Source: Yes Magazine
With the passage of a resolution through its state legislature, California is the latest to join this growing grassroots movement across the nation. Hawaii, New Mexico, Vermont, and Rhode Island have passed similar resolutions through their state legislatures, and a majority of state legislators in Maryland have signed a letter to Congress supporting an amendment. And, just this past Wednesday, the Montana Secretary of State certified for the November ballot a voter initiative calling for a constitutional amendment, the first such statewide ballot measure in the country.
All of this comes on the heels of another controversial Supreme Court decision, in a Montana case, that makes it clearer than ever that we the people must use our amendment power under the Constitution to defend our democracy.
In January 2010, just five Justices of the U.S. Supreme Court decided, in Citizens United, to sweep away a century of precedent barring corporate money in elections. They asserted that independent corporate expenditures would not corrupt the electoral process nor create the appearance of corruption. They made that assertion without any facts to back it up. This is because the petitioners in Citizens United never presented such facts in the first place and did not seek, in their original complaint, to overturn prior Supreme Court rulings prohibiting corporate political expenditures.

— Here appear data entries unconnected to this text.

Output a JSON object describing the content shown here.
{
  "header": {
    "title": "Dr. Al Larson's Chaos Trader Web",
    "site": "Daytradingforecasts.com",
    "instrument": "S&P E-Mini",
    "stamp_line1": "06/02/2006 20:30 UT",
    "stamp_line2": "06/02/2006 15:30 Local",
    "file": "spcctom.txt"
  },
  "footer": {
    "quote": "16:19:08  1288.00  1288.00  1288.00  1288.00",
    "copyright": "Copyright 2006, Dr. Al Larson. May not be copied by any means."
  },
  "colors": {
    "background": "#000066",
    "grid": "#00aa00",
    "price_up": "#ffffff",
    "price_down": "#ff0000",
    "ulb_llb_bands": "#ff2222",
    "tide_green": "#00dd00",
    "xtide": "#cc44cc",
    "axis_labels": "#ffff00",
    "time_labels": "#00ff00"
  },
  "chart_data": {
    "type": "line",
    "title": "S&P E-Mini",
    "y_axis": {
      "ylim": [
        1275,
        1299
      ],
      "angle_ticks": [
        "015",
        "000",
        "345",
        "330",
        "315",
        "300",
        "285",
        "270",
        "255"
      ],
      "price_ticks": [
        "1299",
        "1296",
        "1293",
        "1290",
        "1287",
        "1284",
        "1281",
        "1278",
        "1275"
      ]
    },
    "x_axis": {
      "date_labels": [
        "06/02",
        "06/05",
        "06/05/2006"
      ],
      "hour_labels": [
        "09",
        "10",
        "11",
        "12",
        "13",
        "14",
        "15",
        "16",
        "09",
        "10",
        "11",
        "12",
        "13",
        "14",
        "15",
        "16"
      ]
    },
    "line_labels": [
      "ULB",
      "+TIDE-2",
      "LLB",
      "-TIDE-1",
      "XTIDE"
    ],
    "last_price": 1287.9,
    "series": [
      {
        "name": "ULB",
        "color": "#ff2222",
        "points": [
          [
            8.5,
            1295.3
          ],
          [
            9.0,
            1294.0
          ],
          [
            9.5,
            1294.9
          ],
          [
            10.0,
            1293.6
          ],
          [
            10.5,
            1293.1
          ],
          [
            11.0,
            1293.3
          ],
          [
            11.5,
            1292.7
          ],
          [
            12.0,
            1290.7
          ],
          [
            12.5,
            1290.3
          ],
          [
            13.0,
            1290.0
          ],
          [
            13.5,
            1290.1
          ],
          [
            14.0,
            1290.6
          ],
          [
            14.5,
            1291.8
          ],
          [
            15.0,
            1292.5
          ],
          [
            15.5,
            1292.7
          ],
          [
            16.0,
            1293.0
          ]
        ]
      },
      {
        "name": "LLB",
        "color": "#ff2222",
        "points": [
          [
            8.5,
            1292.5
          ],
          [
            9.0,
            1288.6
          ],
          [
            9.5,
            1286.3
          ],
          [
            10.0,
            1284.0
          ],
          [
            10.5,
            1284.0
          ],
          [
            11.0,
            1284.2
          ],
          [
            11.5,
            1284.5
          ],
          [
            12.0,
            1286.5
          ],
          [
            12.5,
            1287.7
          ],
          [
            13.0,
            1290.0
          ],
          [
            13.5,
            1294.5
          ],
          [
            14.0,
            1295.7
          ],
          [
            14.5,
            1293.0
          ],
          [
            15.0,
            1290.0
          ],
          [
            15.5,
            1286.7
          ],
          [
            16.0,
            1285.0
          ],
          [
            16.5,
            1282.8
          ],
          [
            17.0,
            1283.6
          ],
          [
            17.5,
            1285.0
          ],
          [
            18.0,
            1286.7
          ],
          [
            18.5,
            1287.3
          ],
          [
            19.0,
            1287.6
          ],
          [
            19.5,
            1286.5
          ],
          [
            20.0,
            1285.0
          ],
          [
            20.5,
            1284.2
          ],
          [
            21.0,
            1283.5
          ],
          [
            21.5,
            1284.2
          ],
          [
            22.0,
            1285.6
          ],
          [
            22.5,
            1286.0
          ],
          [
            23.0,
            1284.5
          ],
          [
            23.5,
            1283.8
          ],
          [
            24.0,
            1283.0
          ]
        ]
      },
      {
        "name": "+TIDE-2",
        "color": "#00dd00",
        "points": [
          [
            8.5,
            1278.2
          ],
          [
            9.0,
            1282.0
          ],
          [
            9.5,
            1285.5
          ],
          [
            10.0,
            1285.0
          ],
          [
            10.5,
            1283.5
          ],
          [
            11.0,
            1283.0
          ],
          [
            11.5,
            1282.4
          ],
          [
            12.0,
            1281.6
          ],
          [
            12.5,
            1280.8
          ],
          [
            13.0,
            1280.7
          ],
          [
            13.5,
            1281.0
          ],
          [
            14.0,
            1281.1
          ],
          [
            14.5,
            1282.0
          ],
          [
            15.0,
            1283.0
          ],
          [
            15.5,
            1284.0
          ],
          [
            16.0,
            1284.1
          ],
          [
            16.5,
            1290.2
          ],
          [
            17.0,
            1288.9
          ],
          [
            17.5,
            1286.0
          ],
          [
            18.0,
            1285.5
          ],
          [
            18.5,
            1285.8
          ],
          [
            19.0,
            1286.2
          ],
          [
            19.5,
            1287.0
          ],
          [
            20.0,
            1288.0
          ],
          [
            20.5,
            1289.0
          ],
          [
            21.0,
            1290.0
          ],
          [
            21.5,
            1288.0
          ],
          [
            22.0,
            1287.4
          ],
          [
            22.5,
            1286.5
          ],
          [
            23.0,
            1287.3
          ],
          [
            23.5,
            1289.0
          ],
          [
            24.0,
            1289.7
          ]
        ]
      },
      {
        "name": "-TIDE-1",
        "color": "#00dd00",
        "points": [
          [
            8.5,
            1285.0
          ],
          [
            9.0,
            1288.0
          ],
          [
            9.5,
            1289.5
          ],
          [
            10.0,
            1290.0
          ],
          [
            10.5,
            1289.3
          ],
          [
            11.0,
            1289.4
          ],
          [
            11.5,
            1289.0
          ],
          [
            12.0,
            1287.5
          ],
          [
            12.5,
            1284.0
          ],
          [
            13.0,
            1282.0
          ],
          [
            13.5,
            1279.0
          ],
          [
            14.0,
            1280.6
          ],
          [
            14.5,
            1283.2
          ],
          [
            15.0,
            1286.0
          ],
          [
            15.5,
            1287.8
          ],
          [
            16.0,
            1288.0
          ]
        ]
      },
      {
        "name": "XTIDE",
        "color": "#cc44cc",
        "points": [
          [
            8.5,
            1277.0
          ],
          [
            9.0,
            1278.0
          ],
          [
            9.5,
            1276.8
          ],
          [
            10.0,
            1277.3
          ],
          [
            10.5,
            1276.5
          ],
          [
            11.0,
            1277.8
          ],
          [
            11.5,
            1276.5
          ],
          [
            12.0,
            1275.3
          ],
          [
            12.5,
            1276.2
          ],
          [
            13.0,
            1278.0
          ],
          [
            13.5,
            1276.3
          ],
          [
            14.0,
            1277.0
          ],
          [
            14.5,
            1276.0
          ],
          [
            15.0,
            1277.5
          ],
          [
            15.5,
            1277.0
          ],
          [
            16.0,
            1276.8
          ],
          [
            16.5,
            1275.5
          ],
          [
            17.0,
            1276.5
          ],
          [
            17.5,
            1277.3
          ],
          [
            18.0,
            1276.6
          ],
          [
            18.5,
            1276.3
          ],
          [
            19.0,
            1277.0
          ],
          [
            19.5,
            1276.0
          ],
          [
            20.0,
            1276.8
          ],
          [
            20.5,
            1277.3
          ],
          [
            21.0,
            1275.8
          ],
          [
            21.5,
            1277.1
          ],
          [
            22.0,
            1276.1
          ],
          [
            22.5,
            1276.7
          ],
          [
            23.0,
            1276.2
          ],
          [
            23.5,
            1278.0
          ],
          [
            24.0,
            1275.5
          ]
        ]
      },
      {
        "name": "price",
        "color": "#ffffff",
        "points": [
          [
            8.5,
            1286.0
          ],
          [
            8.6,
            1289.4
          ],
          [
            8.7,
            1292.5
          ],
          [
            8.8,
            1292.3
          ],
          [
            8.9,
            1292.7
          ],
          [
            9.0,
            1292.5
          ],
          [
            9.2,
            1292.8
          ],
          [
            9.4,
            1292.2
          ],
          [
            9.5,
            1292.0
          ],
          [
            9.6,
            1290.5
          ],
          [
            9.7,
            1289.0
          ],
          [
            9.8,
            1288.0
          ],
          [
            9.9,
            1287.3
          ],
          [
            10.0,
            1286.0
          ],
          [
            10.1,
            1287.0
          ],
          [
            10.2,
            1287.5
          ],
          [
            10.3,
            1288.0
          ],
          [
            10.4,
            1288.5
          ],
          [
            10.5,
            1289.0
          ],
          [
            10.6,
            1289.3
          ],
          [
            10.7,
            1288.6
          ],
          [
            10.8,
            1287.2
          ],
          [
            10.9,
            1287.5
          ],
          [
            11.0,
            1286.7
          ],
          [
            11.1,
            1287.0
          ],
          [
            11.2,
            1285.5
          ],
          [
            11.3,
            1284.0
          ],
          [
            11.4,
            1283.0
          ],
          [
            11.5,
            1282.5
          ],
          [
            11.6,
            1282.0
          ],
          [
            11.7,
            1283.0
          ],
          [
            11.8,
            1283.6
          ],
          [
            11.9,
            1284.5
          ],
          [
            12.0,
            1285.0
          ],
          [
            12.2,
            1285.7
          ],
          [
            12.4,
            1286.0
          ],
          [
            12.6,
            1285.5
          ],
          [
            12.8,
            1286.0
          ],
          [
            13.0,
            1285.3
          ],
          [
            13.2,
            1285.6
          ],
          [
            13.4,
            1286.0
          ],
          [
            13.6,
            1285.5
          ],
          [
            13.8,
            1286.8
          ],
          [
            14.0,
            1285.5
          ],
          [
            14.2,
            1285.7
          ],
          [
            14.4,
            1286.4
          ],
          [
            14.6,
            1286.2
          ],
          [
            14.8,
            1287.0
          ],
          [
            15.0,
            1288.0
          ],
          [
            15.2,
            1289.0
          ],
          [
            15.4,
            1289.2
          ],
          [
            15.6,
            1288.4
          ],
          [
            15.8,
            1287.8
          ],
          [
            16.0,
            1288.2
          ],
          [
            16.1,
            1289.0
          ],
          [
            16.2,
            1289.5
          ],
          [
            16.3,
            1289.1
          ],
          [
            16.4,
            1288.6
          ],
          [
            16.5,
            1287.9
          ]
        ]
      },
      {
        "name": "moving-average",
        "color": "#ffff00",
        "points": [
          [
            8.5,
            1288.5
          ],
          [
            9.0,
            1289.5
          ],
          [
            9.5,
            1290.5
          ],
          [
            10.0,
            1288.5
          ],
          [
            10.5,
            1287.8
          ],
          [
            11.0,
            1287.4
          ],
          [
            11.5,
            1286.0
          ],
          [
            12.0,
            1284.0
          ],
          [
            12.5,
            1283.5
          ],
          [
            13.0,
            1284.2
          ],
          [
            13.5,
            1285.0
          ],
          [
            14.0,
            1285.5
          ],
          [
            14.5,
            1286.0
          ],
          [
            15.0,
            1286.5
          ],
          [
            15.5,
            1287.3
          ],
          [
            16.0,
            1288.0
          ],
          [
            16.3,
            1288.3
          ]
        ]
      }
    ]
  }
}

These five Justices, on their own, transformed the Citizens United case into a vehicle for unleashing unlimited corporate money in our elections.
Two weeks ago, they had a chance to reconsider the decision—and the facts showing that independent corporate expenditures do lead to corruption and the appearance of corruption—by accepting for review the case of American Tradition Partnership v. Bullock: a case that addressed Montana’s century-old law barring corporate money in elections.
In 1912, the voters of Montana passed the Corrupt Practices Act in response to the dominance and control of their elections and government by the “Copper Kings,” the barons of the copper mining industry during the Gilded Age.